From a Buddhist perspective struggling to take care of our mental health is nothing to be ashamed of. Nor does it mean we are a failure. Buddhism teaches that health challenges can act as a teacher, inspiring us to become stronger, happier people than we were before.

From a Buddhist perspective struggling to take care of our mental health is nothing to be ashamed of.

For example, a physical injury that takes months to heal is a way to develop our perseverance. Even lifelong health challenges can help us understand that happiness is not the absence of problems, but a state of life. We can decide that we will not be defined by a diagnosis and can live a life of genuine happiness and hope.

Of course, if we a suffering with a physical or mental illness, Buddhist practice inspires us to find the courage and wisdom to find the health professionals that can help us. It is never, however, a replacement for professional help.

Here are a few ways Buddhism can help us move past feeling blah and instead thrive in our lives.

Catch Ourselves When We Feel Meh

It can be a cycle: We don’t feel particularly hopeful so we don’t challenge ourselves as much in our daily tasks. Things don’t go as well as a result, and we beat ourselves for it. We then feel even less hope for our future. Without realizing it, we perpetuate a narrative that we are incapable and that things will not get better. This is where chanting Nam-myoho-renge-kyo can truly help.

Buddhist teacher Nichiren described chanting Nam-myoho-renge-kyo as a way to “perceive the nature of one’s life.” He writes that the way we see ourselves is often distorted by our negativity and feelings of self-disparagement. It’s almost as if we’re looking into a mirror with lots of dust and rust on it. Chanting is a way to clean off the dirt of our negativity and see our true selves—people of unlimited courage and ability.

Dr.
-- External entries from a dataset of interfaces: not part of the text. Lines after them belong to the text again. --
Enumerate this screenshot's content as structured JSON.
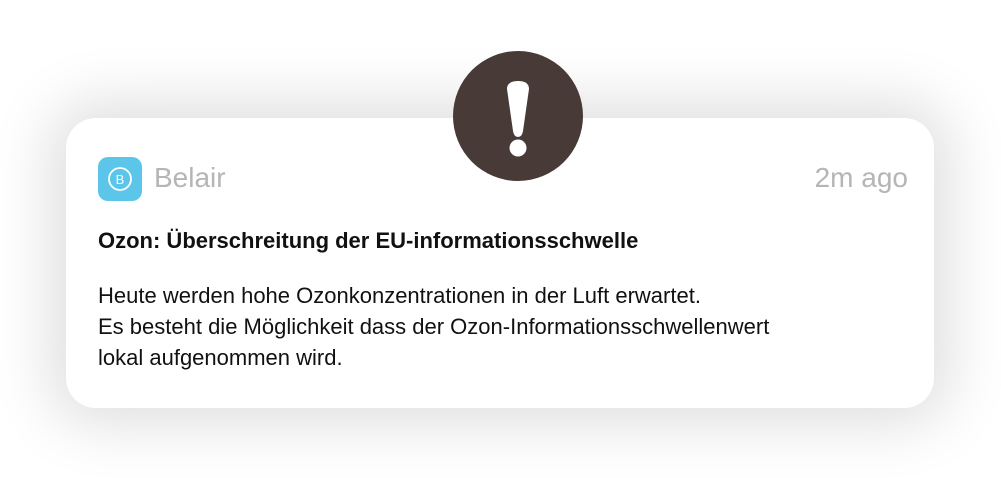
{
  "notification": {
    "app_name": "Belair",
    "app_icon": "belair-logo-icon",
    "app_icon_letter": "B",
    "timestamp": "2m ago",
    "title": "Ozon: Überschreitung der EU-informationsschwelle",
    "body_lines": [
      "Heute werden hohe Ozonkonzentrationen in der Luft erwartet.",
      "Es besteht die Möglichkeit dass der Ozon-Informationsschwellenwert",
      "lokal aufgenommen wird."
    ],
    "alert_icon": "exclamation-icon"
  },
  "colors": {
    "alert_badge": "#473a37",
    "app_icon_bg": "#5bc6ea",
    "muted_text": "#b5b5b5",
    "primary_text": "#111111"
  }
}
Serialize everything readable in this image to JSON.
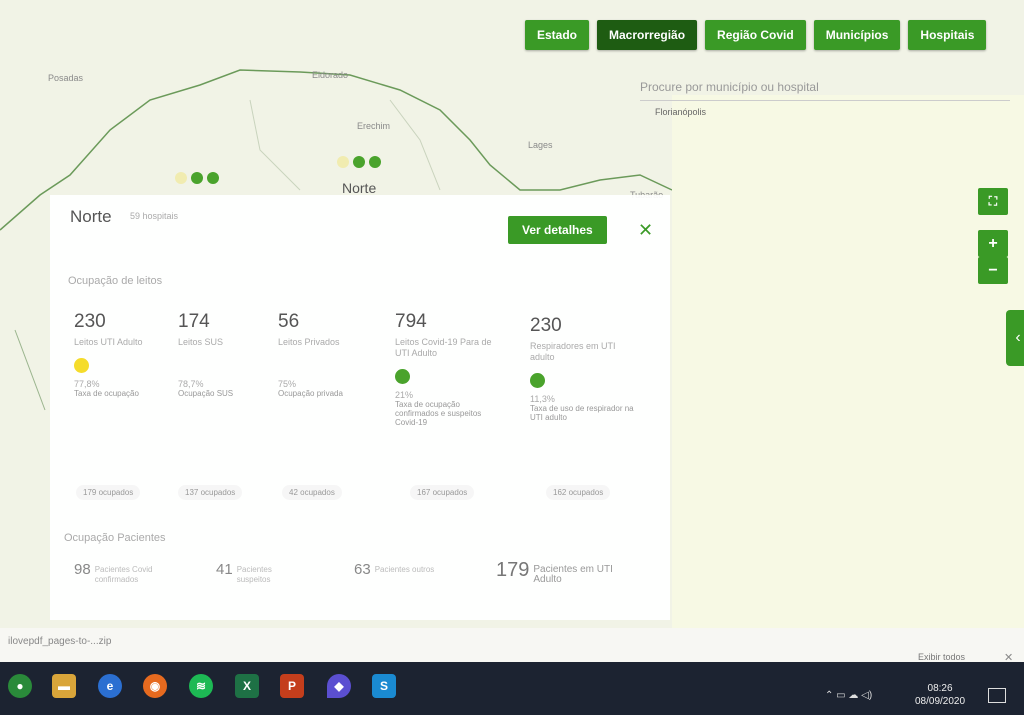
{
  "nav": {
    "buttons": [
      "Estado",
      "Macrorregião",
      "Região Covid",
      "Municípios",
      "Hospitais"
    ],
    "active": "Macrorregião"
  },
  "search": {
    "placeholder": "Procure por município ou hospital"
  },
  "map": {
    "labels": [
      "Posadas",
      "Eldorado",
      "Erechim",
      "Lages",
      "Florianópolis",
      "Tubarão",
      "Norte"
    ]
  },
  "panel": {
    "title": "Norte",
    "subtitle": "59 hospitais",
    "ver_detalhes": "Ver detalhes",
    "occupancy_heading": "Ocupação de leitos",
    "stats": [
      {
        "num": "230",
        "label": "Leitos UTI Adulto",
        "pct": "77,8%",
        "plabel": "Taxa de ocupação",
        "dot": "#f5dc2b"
      },
      {
        "num": "174",
        "label": "Leitos SUS",
        "pct": "78,7%",
        "plabel": "Ocupação SUS",
        "dot": ""
      },
      {
        "num": "56",
        "label": "Leitos Privados",
        "pct": "75%",
        "plabel": "Ocupação privada",
        "dot": ""
      },
      {
        "num": "794",
        "label": "Leitos Covid-19 Para de UTI Adulto",
        "pct": "21%",
        "plabel": "Taxa de ocupação confirmados e suspeitos Covid-19",
        "dot": "#4aa32c"
      },
      {
        "num": "230",
        "label": "Respiradores em UTI adulto",
        "pct": "11,3%",
        "plabel": "Taxa de uso de respirador na UTI adulto",
        "dot": "#4aa32c"
      }
    ],
    "occupied": [
      "179 ocupados",
      "137 ocupados",
      "42 ocupados",
      "167 ocupados",
      "162 ocupados"
    ],
    "patients_heading": "Ocupação Pacientes",
    "patients": [
      {
        "n": "98",
        "label": "Pacientes Covid confirmados"
      },
      {
        "n": "41",
        "label": "Pacientes suspeitos"
      },
      {
        "n": "63",
        "label": "Pacientes outros"
      },
      {
        "n": "179",
        "label": "Pacientes em UTI Adulto"
      }
    ]
  },
  "downloads": {
    "item": "ilovepdf_pages-to-...zip",
    "show_all": "Exibir todos"
  },
  "taskbar": {
    "time": "08:26",
    "date": "08/09/2020"
  },
  "colors": {
    "primary": "#3a9a26",
    "active": "#1e5c12",
    "yellow": "#f5dc2b"
  }
}
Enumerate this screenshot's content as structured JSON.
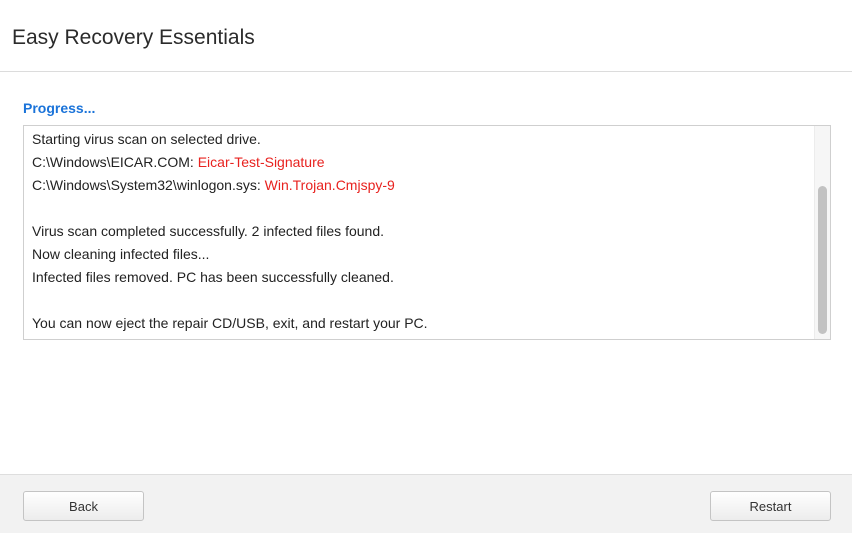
{
  "window": {
    "title": "Easy Recovery Essentials"
  },
  "progress": {
    "label": "Progress..."
  },
  "log": {
    "line1": "Starting virus scan on selected drive.",
    "infection1_path": "C:\\Windows\\EICAR.COM: ",
    "infection1_threat": "Eicar-Test-Signature",
    "infection2_path": "C:\\Windows\\System32\\winlogon.sys: ",
    "infection2_threat": "Win.Trojan.Cmjspy-9",
    "line_completed": "Virus scan completed successfully. 2 infected files found.",
    "line_cleaning": "Now cleaning infected files...",
    "line_removed": "Infected files removed. PC has been successfully cleaned.",
    "line_eject": "You can now eject the repair CD/USB, exit, and restart your PC."
  },
  "footer": {
    "back_label": "Back",
    "restart_label": "Restart"
  },
  "colors": {
    "accent": "#1a73d9",
    "threat": "#e8221f"
  }
}
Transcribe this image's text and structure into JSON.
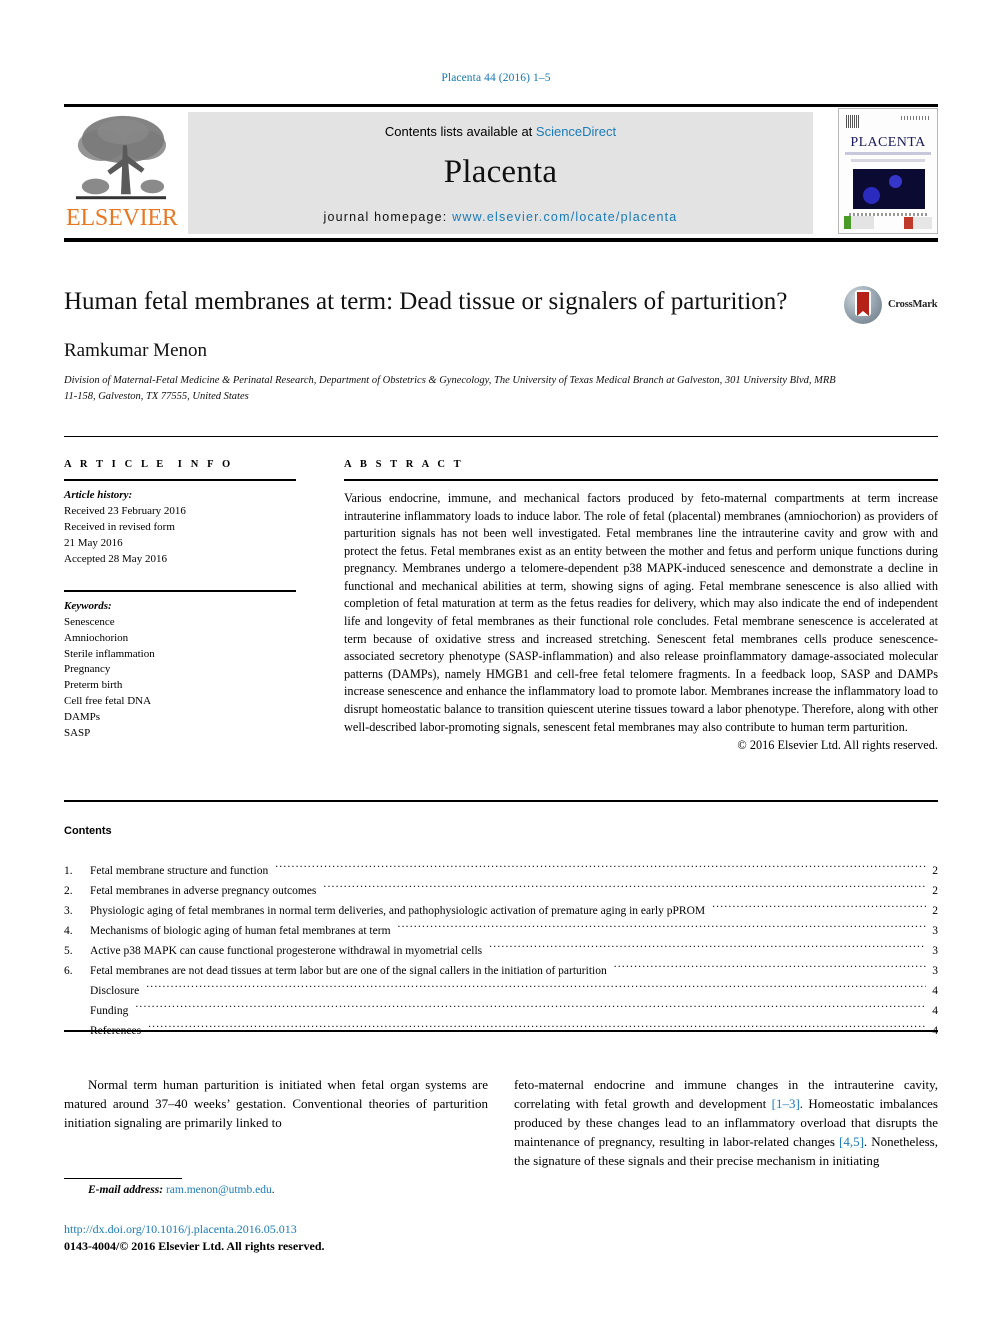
{
  "running_head": "Placenta 44 (2016) 1–5",
  "masthead": {
    "publisher_logo_text": "ELSEVIER",
    "contents_prefix": "Contents lists available at ",
    "contents_link": "ScienceDirect",
    "journal_title": "Placenta",
    "homepage_prefix": "journal homepage: ",
    "homepage_url": "www.elsevier.com/locate/placenta",
    "cover_title": "PLACENTA",
    "link_color": "#1a7bb9",
    "band_color": "#e3e3e3",
    "elsevier_orange": "#e87722"
  },
  "article": {
    "title": "Human fetal membranes at term: Dead tissue or signalers of parturition?",
    "author": "Ramkumar Menon",
    "affiliation": "Division of Maternal-Fetal Medicine & Perinatal Research, Department of Obstetrics & Gynecology, The University of Texas Medical Branch at Galveston, 301 University Blvd, MRB 11-158, Galveston, TX 77555, United States",
    "crossmark_label": "CrossMark"
  },
  "article_info": {
    "heading": "ARTICLE INFO",
    "history_label": "Article history:",
    "history": [
      "Received 23 February 2016",
      "Received in revised form",
      "21 May 2016",
      "Accepted 28 May 2016"
    ],
    "keywords_label": "Keywords:",
    "keywords": [
      "Senescence",
      "Amniochorion",
      "Sterile inflammation",
      "Pregnancy",
      "Preterm birth",
      "Cell free fetal DNA",
      "DAMPs",
      "SASP"
    ]
  },
  "abstract": {
    "heading": "ABSTRACT",
    "text": "Various endocrine, immune, and mechanical factors produced by feto-maternal compartments at term increase intrauterine inflammatory loads to induce labor. The role of fetal (placental) membranes (amniochorion) as providers of parturition signals has not been well investigated. Fetal membranes line the intrauterine cavity and grow with and protect the fetus. Fetal membranes exist as an entity between the mother and fetus and perform unique functions during pregnancy. Membranes undergo a telomere-dependent p38 MAPK-induced senescence and demonstrate a decline in functional and mechanical abilities at term, showing signs of aging. Fetal membrane senescence is also allied with completion of fetal maturation at term as the fetus readies for delivery, which may also indicate the end of independent life and longevity of fetal membranes as their functional role concludes. Fetal membrane senescence is accelerated at term because of oxidative stress and increased stretching. Senescent fetal membranes cells produce senescence-associated secretory phenotype (SASP-inflammation) and also release proinflammatory damage-associated molecular patterns (DAMPs), namely HMGB1 and cell-free fetal telomere fragments. In a feedback loop, SASP and DAMPs increase senescence and enhance the inflammatory load to promote labor. Membranes increase the inflammatory load to disrupt homeostatic balance to transition quiescent uterine tissues toward a labor phenotype. Therefore, along with other well-described labor-promoting signals, senescent fetal membranes may also contribute to human term parturition.",
    "copyright": "© 2016 Elsevier Ltd. All rights reserved."
  },
  "contents": {
    "heading": "Contents",
    "entries": [
      {
        "num": "1.",
        "label": "Fetal membrane structure and function",
        "page": "2"
      },
      {
        "num": "2.",
        "label": "Fetal membranes in adverse pregnancy outcomes",
        "page": "2"
      },
      {
        "num": "3.",
        "label": "Physiologic aging of fetal membranes in normal term deliveries, and pathophysiologic activation of premature aging in early pPROM",
        "page": "2"
      },
      {
        "num": "4.",
        "label": "Mechanisms of biologic aging of human fetal membranes at term",
        "page": "3"
      },
      {
        "num": "5.",
        "label": "Active p38 MAPK can cause functional progesterone withdrawal in myometrial cells",
        "page": "3"
      },
      {
        "num": "6.",
        "label": "Fetal membranes are not dead tissues at term labor but are one of the signal callers in the initiation of parturition",
        "page": "3"
      },
      {
        "num": "",
        "label": "Disclosure",
        "page": "4"
      },
      {
        "num": "",
        "label": "Funding",
        "page": "4"
      },
      {
        "num": "",
        "label": "References",
        "page": "4"
      }
    ]
  },
  "body": {
    "left_paragraph": "Normal term human parturition is initiated when fetal organ systems are matured around 37–40 weeks’ gestation. Conventional theories of parturition initiation signaling are primarily linked to",
    "right_part1": "feto-maternal endocrine and immune changes in the intrauterine cavity, correlating with fetal growth and development ",
    "right_cite1": "[1–3]",
    "right_part2": ". Homeostatic imbalances produced by these changes lead to an inflammatory overload that disrupts the maintenance of pregnancy, resulting in labor-related changes ",
    "right_cite2": "[4,5]",
    "right_part3": ". Nonetheless, the signature of these signals and their precise mechanism in initiating"
  },
  "footer": {
    "email_label": "E-mail address:",
    "email": "ram.menon@utmb.edu",
    "email_suffix": ".",
    "doi": "http://dx.doi.org/10.1016/j.placenta.2016.05.013",
    "issn": "0143-4004/© 2016 Elsevier Ltd. All rights reserved."
  }
}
Grant describes how important it is to identify the feeling of languishing in our everyday life. He writes:

We still have a lot to learn about what causes languishing and how to cure it, but naming it might be a first step. It could help to defog our vision, giving us a clearer window into what had been a blurry experience.

Chanting can help us see ourselves clearly — we can catch ourselves languishing, accept it and not feel ashamed about it. But while we accept it, we also decide This is not how I want to live my life.

As we chant, we clear away the guilt and sense of dread. We see clearly we are languishing and also clearly see that we have Buddhability. Based on this, we revive our sense of possibility and hope.

Focus on Small Goals

Researchers note that having small goals can help us achieve a state of flow, where we are completely immersed in a meaningful task. Flow is the opposite of languishing, as we feel a sense of purpose and direction.

As we share in A Buddhability Guide to Setting Goals, within each big goal are many smaller, daily goals. Buddhist philosopher Daisaku Ikeda writes:

Small things matter. Right or wrong, small things accumulate and lead to a major difference in the results. That’s why the best way to achieve your important future goals is to pay careful attention to your minor daily challenges and triumph in each one of them. Nichiren Daishonin writes, ‘If a person cannot manage to cross a moat ten feet wide, how can he cross one that is a hundred or two hundred feet?’ Small challenges, small successes, repeated again and again, become great victories and flower into a life of glorious success.

Nov. 10, 2017, World Tribune

Achieving small goals gives us a sense of accomplishment and self-worth, moving past languishing and toward thriving.

So, feeling blah? It’s ok. Just take the first, tiny step forward.